Turned down at first because of his inability to recognize the color red ,an anecdote he repeated with delight through the years, he became a commander of counterintelligence and psychological warfare. At one point, his son said, he was in charge of writing the threats, printed in Japanese on what looked like money, that were dropped by the planeload on Japanese cities.
He also interrogated prisoners, and began believing that Communism was a greater threat to world security than most leaders realized--an opinion that would influence the rest of his life.
Politics continued to attract him after he left the subcommittee. In 1958, he made a bid for the Republican Senate nomination from New Jersey, running on a conservative platform that stressed his subcommittee work. Like all but one of his attempts to win public office--he was elected a municipal judge in New York City in 1954, and resigned two years later to rejoin the Senate investigations--it was unsuccessful.
Turning his eye to education, Mr. Morris moved to Texas in 1960 to become president of the University of Dallas. He continued speaking out against Communism and on other issues, which became a source of friction at the university, which he left in 1962.
That summer, he founded the Defenders of American Liberties, a group he described as modeled after the American Civil Liberties Union, "but with emphasis on different positions." The group quickly gained public attention with its defense of former Maj. Gen. Edwin A. Walker, who was accused of inciting unrest at the University of Mississippi at Oxford as James Meredith, its first black student, was attempting to start classes there.
In 1964, he founded the University of Plano, now defunct, in Plano, Tex., which was intended to teach mildly disabled young people through "patterning," controversial at the time. It involved putting students through a series of physical exercises, including crawling and creeping, to stimulate nonphysical development in the brain.
Mr. Morris was prompted to do so by the difficulties of one of his children, William, whom he enrolled in the university. He remained at the university until 1977, and it closed a short time later.
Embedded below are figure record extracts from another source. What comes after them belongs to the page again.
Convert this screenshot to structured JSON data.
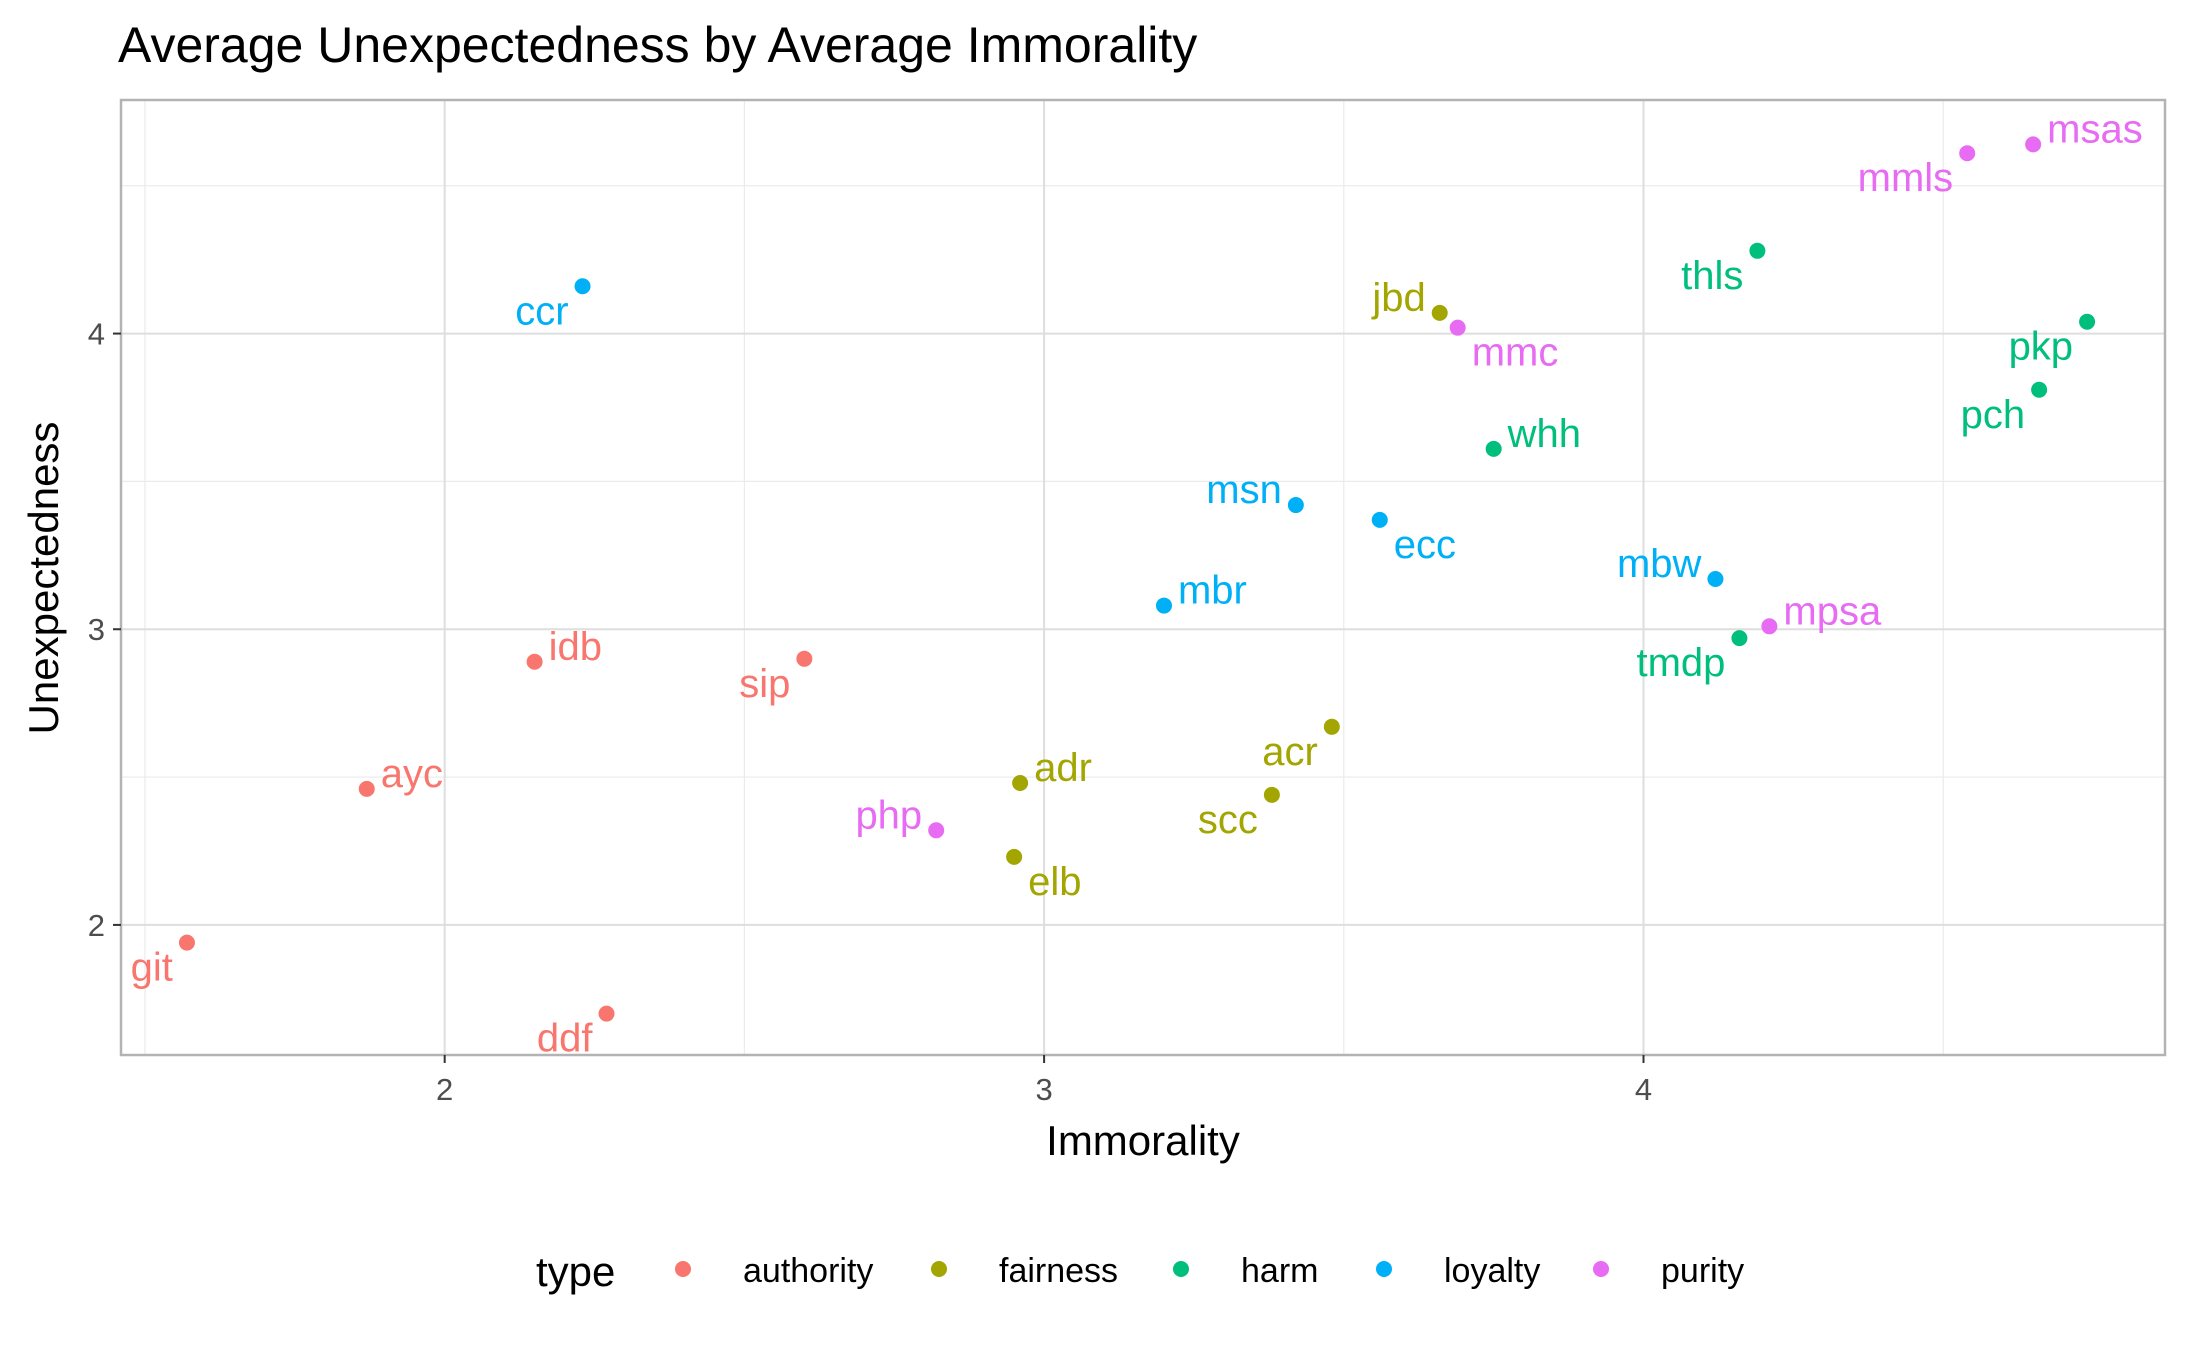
{
  "chart_data": {
    "type": "scatter",
    "title": "Average Unexpectedness by Average Immorality",
    "xlabel": "Immorality",
    "ylabel": "Unexpectedness",
    "xlim": [
      1.46,
      4.87
    ],
    "ylim": [
      1.56,
      4.79
    ],
    "x_ticks": [
      "2",
      "3",
      "4"
    ],
    "y_ticks": [
      "2",
      "3",
      "4"
    ],
    "grid": true,
    "legend": {
      "title": "type",
      "position": "bottom",
      "entries": [
        {
          "name": "authority",
          "color": "#F8766D"
        },
        {
          "name": "fairness",
          "color": "#A3A500"
        },
        {
          "name": "harm",
          "color": "#00BF7D"
        },
        {
          "name": "loyalty",
          "color": "#00B0F6"
        },
        {
          "name": "purity",
          "color": "#E76BF3"
        }
      ]
    },
    "points": [
      {
        "label": "git",
        "type": "authority",
        "x": 1.57,
        "y": 1.94
      },
      {
        "label": "ayc",
        "type": "authority",
        "x": 1.87,
        "y": 2.46
      },
      {
        "label": "idb",
        "type": "authority",
        "x": 2.15,
        "y": 2.89
      },
      {
        "label": "ddf",
        "type": "authority",
        "x": 2.27,
        "y": 1.7
      },
      {
        "label": "sip",
        "type": "authority",
        "x": 2.6,
        "y": 2.9
      },
      {
        "label": "adr",
        "type": "fairness",
        "x": 2.96,
        "y": 2.48
      },
      {
        "label": "elb",
        "type": "fairness",
        "x": 2.95,
        "y": 2.23
      },
      {
        "label": "scc",
        "type": "fairness",
        "x": 3.38,
        "y": 2.44
      },
      {
        "label": "acr",
        "type": "fairness",
        "x": 3.48,
        "y": 2.67
      },
      {
        "label": "jbd",
        "type": "fairness",
        "x": 3.66,
        "y": 4.07
      },
      {
        "label": "whh",
        "type": "harm",
        "x": 3.75,
        "y": 3.61
      },
      {
        "label": "thls",
        "type": "harm",
        "x": 4.19,
        "y": 4.28
      },
      {
        "label": "tmdp",
        "type": "harm",
        "x": 4.16,
        "y": 2.97
      },
      {
        "label": "pkp",
        "type": "harm",
        "x": 4.74,
        "y": 4.04
      },
      {
        "label": "pch",
        "type": "harm",
        "x": 4.66,
        "y": 3.81
      },
      {
        "label": "ccr",
        "type": "loyalty",
        "x": 2.23,
        "y": 4.16
      },
      {
        "label": "mbr",
        "type": "loyalty",
        "x": 3.2,
        "y": 3.08
      },
      {
        "label": "msn",
        "type": "loyalty",
        "x": 3.42,
        "y": 3.42
      },
      {
        "label": "ecc",
        "type": "loyalty",
        "x": 3.56,
        "y": 3.37
      },
      {
        "label": "mbw",
        "type": "loyalty",
        "x": 4.12,
        "y": 3.17
      },
      {
        "label": "php",
        "type": "purity",
        "x": 2.82,
        "y": 2.32
      },
      {
        "label": "mmc",
        "type": "purity",
        "x": 3.69,
        "y": 4.02
      },
      {
        "label": "mpsa",
        "type": "purity",
        "x": 4.21,
        "y": 3.01
      },
      {
        "label": "mmls",
        "type": "purity",
        "x": 4.54,
        "y": 4.61
      },
      {
        "label": "msas",
        "type": "purity",
        "x": 4.65,
        "y": 4.64
      }
    ]
  }
}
He continued to be a vocal foe of Communism and to speak against disarmament. While in Texas, he made two runs at the Senate, in 1962 and 1970, positioning himself as a conservative Republican. Both times he was defeated in the primary by George Bush.
He was the author of five boooks, all but one dealing with the prospective unraveling of the world order. One, "Disarmament: Weapon of Conquest," became something of a best seller after it appeared in 1963.
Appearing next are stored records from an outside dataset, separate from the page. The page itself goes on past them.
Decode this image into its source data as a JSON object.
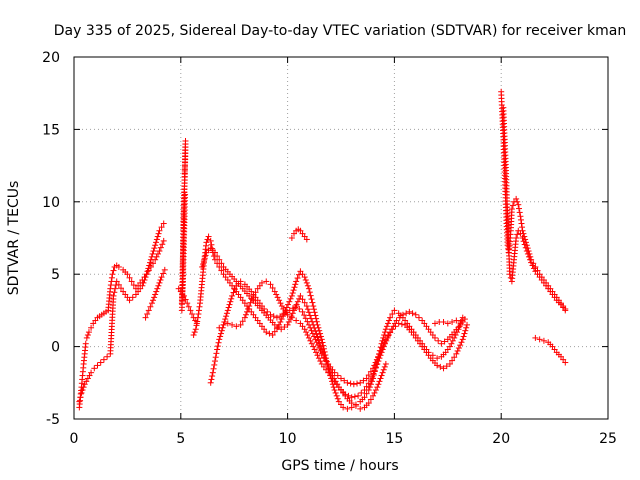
{
  "chart_data": {
    "type": "scatter",
    "title": "Day 335 of 2025, Sidereal Day-to-day VTEC variation (SDTVAR) for receiver kman",
    "xlabel": "GPS time / hours",
    "ylabel": "SDTVAR / TECUs",
    "xlim": [
      0,
      25
    ],
    "ylim": [
      -5,
      20
    ],
    "xticks": [
      "0",
      "5",
      "10",
      "15",
      "20",
      "25"
    ],
    "yticks": [
      "-5",
      "0",
      "5",
      "10",
      "15",
      "20"
    ],
    "grid": true,
    "marker": "+",
    "color": "#ff0000",
    "series": [
      {
        "name": "s1",
        "x": [
          0.25,
          0.35,
          0.5,
          0.65,
          0.8,
          0.95,
          1.1,
          1.25,
          1.4,
          1.55,
          1.7,
          1.85,
          2.0,
          2.3,
          2.6,
          2.9,
          3.2,
          3.4,
          3.6,
          3.8,
          4.0,
          4.2
        ],
        "y": [
          -3.8,
          -3.2,
          -2.6,
          -2.2,
          -1.8,
          -1.5,
          -1.3,
          -1.1,
          -0.9,
          -0.7,
          -0.5,
          3.5,
          4.5,
          3.8,
          3.2,
          3.6,
          4.2,
          5.0,
          6.0,
          7.0,
          8.0,
          8.5
        ]
      },
      {
        "name": "s2",
        "x": [
          0.25,
          0.3,
          0.35,
          0.4,
          0.45,
          0.5,
          0.55,
          0.6,
          0.7,
          0.8,
          0.9,
          1.0,
          1.1,
          1.2,
          1.3,
          1.4,
          1.5,
          1.6,
          1.7,
          1.8,
          1.9,
          2.0,
          2.1,
          2.3,
          2.5,
          2.7,
          2.9,
          3.0,
          3.2,
          3.4,
          3.6,
          3.8,
          4.0,
          4.2
        ],
        "y": [
          -4.2,
          -3.5,
          -2.8,
          -2.0,
          -1.2,
          -0.5,
          0.2,
          0.6,
          1.0,
          1.3,
          1.6,
          1.8,
          2.0,
          2.1,
          2.2,
          2.3,
          2.4,
          2.5,
          4.0,
          5.0,
          5.5,
          5.6,
          5.5,
          5.3,
          5.0,
          4.5,
          4.0,
          4.2,
          4.6,
          5.0,
          5.5,
          6.0,
          6.6,
          7.3
        ]
      },
      {
        "name": "s3",
        "x": [
          3.35,
          3.5,
          3.65,
          3.8,
          3.95,
          4.1,
          4.25
        ],
        "y": [
          2.0,
          2.5,
          3.0,
          3.6,
          4.2,
          4.8,
          5.3
        ]
      },
      {
        "name": "spike5",
        "x": [
          5.05,
          5.08,
          5.1,
          5.12,
          5.15,
          5.18,
          5.2,
          5.22,
          5.05,
          5.1,
          5.15,
          5.2
        ],
        "y": [
          2.5,
          4.0,
          6.0,
          8.0,
          10.0,
          11.5,
          12.7,
          14.2,
          3.0,
          4.5,
          7.5,
          10.5
        ]
      },
      {
        "name": "s4",
        "x": [
          5.6,
          5.7,
          5.8,
          5.9,
          6.0,
          6.1,
          6.2,
          6.3,
          6.4,
          6.5,
          6.6,
          6.8,
          7.0,
          7.2,
          7.5,
          7.8,
          8.1,
          8.4,
          8.7,
          9.0,
          9.3,
          9.6,
          9.9,
          10.2,
          10.4,
          10.6,
          10.8,
          11.0,
          11.2,
          11.4,
          11.6,
          11.8,
          12.0,
          12.2,
          12.4,
          12.6,
          12.8,
          13.0,
          13.2,
          13.4,
          13.6,
          13.8,
          14.0,
          14.2,
          14.4,
          14.6,
          14.8,
          15.0,
          15.2,
          15.4,
          15.6,
          15.8,
          16.0,
          16.2,
          16.4,
          16.6,
          16.8,
          17.0,
          17.2,
          17.4,
          17.6,
          17.8,
          18.0,
          18.2
        ],
        "y": [
          0.8,
          1.2,
          2.0,
          3.0,
          4.5,
          6.0,
          7.2,
          7.6,
          7.3,
          6.5,
          6.0,
          5.5,
          5.0,
          4.6,
          4.0,
          3.4,
          2.8,
          2.2,
          1.6,
          1.0,
          0.8,
          1.5,
          2.5,
          3.5,
          4.5,
          5.2,
          4.8,
          4.0,
          2.8,
          1.5,
          0.5,
          -0.8,
          -2.0,
          -3.0,
          -3.8,
          -4.2,
          -4.3,
          -4.2,
          -4.0,
          -3.8,
          -3.5,
          -3.0,
          -2.2,
          -1.0,
          0.2,
          1.2,
          2.0,
          2.5,
          2.3,
          2.0,
          1.6,
          1.2,
          0.8,
          0.4,
          0.0,
          -0.4,
          -0.6,
          -0.8,
          -0.7,
          -0.4,
          0.0,
          0.6,
          1.2,
          2.0
        ]
      },
      {
        "name": "s5",
        "x": [
          6.4,
          6.5,
          6.6,
          6.7,
          6.8,
          7.0,
          7.2,
          7.4,
          7.6,
          7.8,
          8.0,
          8.3,
          8.6,
          8.9,
          9.2,
          9.5,
          9.8,
          10.1,
          10.4,
          10.7,
          11.0,
          11.3,
          11.6,
          11.9,
          12.2,
          12.5,
          12.8,
          13.1,
          13.4,
          13.7,
          14.0,
          14.3,
          14.6,
          14.9,
          15.2,
          15.5,
          15.8,
          16.1,
          16.4,
          16.7,
          17.0,
          17.3,
          17.6,
          17.9,
          18.2,
          18.4
        ],
        "y": [
          -2.5,
          -1.8,
          -1.0,
          -0.2,
          0.5,
          1.5,
          2.5,
          3.5,
          4.2,
          4.5,
          4.3,
          3.8,
          3.2,
          2.6,
          2.2,
          2.0,
          2.2,
          2.5,
          2.8,
          2.4,
          1.5,
          0.5,
          -0.5,
          -1.2,
          -1.8,
          -2.2,
          -2.5,
          -2.6,
          -2.5,
          -2.2,
          -1.5,
          -0.5,
          0.5,
          1.2,
          1.6,
          1.5,
          1.0,
          0.4,
          -0.2,
          -0.8,
          -1.3,
          -1.5,
          -1.2,
          -0.5,
          0.5,
          1.5
        ]
      },
      {
        "name": "s6",
        "x": [
          6.0,
          6.2,
          6.4,
          6.6,
          6.8,
          7.0,
          7.3,
          7.6,
          7.9,
          8.2,
          8.5,
          8.8,
          9.1,
          9.4,
          9.7,
          10.0,
          10.3,
          10.6,
          10.9,
          11.2,
          11.5,
          11.8,
          12.1,
          12.4,
          12.7,
          13.0,
          13.3,
          13.6,
          13.9,
          14.2,
          14.5,
          14.8,
          15.1,
          15.4,
          15.7,
          16.0,
          16.3,
          16.6,
          16.9,
          17.2,
          17.5,
          17.8,
          18.1,
          18.3
        ],
        "y": [
          5.5,
          6.5,
          6.8,
          6.5,
          6.0,
          5.5,
          5.0,
          4.5,
          4.0,
          3.5,
          3.0,
          2.5,
          2.0,
          1.5,
          1.2,
          1.5,
          2.5,
          3.5,
          2.8,
          1.5,
          0.2,
          -1.0,
          -2.0,
          -2.8,
          -3.3,
          -3.5,
          -3.4,
          -3.0,
          -2.3,
          -1.2,
          0.0,
          1.0,
          1.8,
          2.2,
          2.4,
          2.2,
          1.8,
          1.2,
          0.6,
          0.2,
          0.5,
          1.0,
          1.5,
          1.9
        ]
      },
      {
        "name": "s7",
        "x": [
          6.8,
          7.0,
          7.2,
          7.4,
          7.6,
          7.8,
          8.0,
          8.2,
          8.4,
          8.6,
          8.8,
          9.0,
          9.2,
          9.4,
          9.6,
          9.8,
          10.0,
          10.2,
          10.4,
          10.6,
          10.8,
          11.0,
          11.2,
          11.4,
          11.6,
          11.8,
          12.0,
          12.2,
          12.4,
          12.6,
          12.8,
          13.0,
          13.2,
          13.4,
          13.6,
          13.8,
          14.0,
          14.2,
          14.4,
          14.6
        ],
        "y": [
          1.3,
          1.5,
          1.6,
          1.5,
          1.4,
          1.5,
          2.0,
          2.8,
          3.5,
          4.0,
          4.4,
          4.5,
          4.3,
          3.8,
          3.2,
          2.6,
          2.2,
          2.0,
          1.8,
          1.6,
          1.2,
          0.6,
          0.0,
          -0.6,
          -1.2,
          -1.6,
          -2.0,
          -2.4,
          -2.8,
          -3.2,
          -3.6,
          -3.9,
          -4.1,
          -4.3,
          -4.2,
          -3.9,
          -3.4,
          -2.8,
          -2.0,
          -1.2
        ]
      },
      {
        "name": "bump10",
        "x": [
          10.2,
          10.3,
          10.4,
          10.5,
          10.6,
          10.7,
          10.8,
          10.9
        ],
        "y": [
          7.5,
          7.8,
          8.0,
          8.1,
          8.0,
          7.8,
          7.6,
          7.4
        ]
      },
      {
        "name": "flat17",
        "x": [
          16.9,
          17.1,
          17.3,
          17.5,
          17.7,
          17.9,
          18.1
        ],
        "y": [
          1.6,
          1.7,
          1.7,
          1.6,
          1.7,
          1.8,
          1.7
        ]
      },
      {
        "name": "s8",
        "x": [
          4.9,
          5.0,
          5.15,
          5.3,
          5.45,
          5.6,
          5.75
        ],
        "y": [
          4.0,
          3.8,
          3.5,
          3.0,
          2.5,
          2.0,
          1.6
        ]
      },
      {
        "name": "spike20",
        "x": [
          20.0,
          20.05,
          20.1,
          20.15,
          20.2,
          20.25,
          20.3,
          20.35,
          20.4,
          20.45,
          20.5,
          20.6,
          20.7,
          20.8,
          20.9,
          21.0,
          21.2,
          21.4,
          21.6,
          21.8,
          22.0,
          22.2,
          22.4,
          22.6,
          22.8,
          23.0
        ],
        "y": [
          17.6,
          16.0,
          14.5,
          12.5,
          10.5,
          8.5,
          7.0,
          6.5,
          7.0,
          8.0,
          9.5,
          10.0,
          10.2,
          9.8,
          9.0,
          8.0,
          7.0,
          6.0,
          5.5,
          5.0,
          4.6,
          4.2,
          3.8,
          3.4,
          3.0,
          2.6
        ]
      },
      {
        "name": "spike20b",
        "x": [
          20.1,
          20.2,
          20.3,
          20.4,
          20.5,
          20.6,
          20.7,
          20.8,
          20.9,
          21.0,
          21.2,
          21.4,
          21.6,
          21.8,
          22.0,
          22.2,
          22.4,
          22.6,
          22.8,
          23.0
        ],
        "y": [
          16.5,
          13.0,
          9.0,
          5.0,
          4.5,
          6.0,
          7.5,
          8.0,
          7.8,
          7.5,
          6.6,
          5.8,
          5.2,
          4.8,
          4.4,
          4.0,
          3.6,
          3.2,
          2.9,
          2.5
        ]
      },
      {
        "name": "tail22",
        "x": [
          21.6,
          21.8,
          22.0,
          22.2,
          22.4,
          22.6,
          22.8,
          23.0
        ],
        "y": [
          0.6,
          0.5,
          0.4,
          0.3,
          0.0,
          -0.4,
          -0.7,
          -1.1
        ]
      }
    ]
  }
}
He also wrote a column, "Around the World," which was published from 1960 to the early 1980's in newsapers, among them The Manchester(N.H.) Union Leader and The New York Tribune. Among his interests were the politics of Africa, and he became a chairman of the African Zimbabwean Association.
In 1984, he made one last bid for the New Jersey Senate nomination, campaigning on the same platform as President Ronald Reagan but losing nonetheless. Until last year, his son said, he remained active, writing and giving lectures to groups in the New York area.
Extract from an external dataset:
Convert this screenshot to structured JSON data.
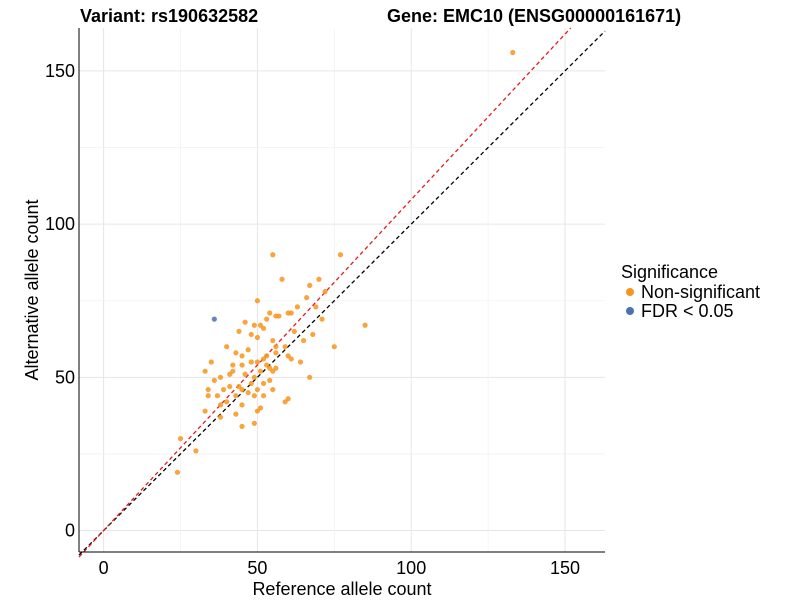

He is survived by his wife, Byles Morris; a daughter, Joan M. Barry of Jackson, N.J.; six sons Robert J. Jr. of Kauai, Hawaii, Paul E., of Montclair, N.J., Roger W., of Mantoloking, William E., of Mantoloking, John Henry 2d, of Bay Head, N.J., and Geoffrey J., of Armonk, N.Y.; two sisters, Alice Gougeon of Stone Harbor, N.J., and Kathleen Reinert of Point Pleasant Beach, N.J., and 12 grandchildren.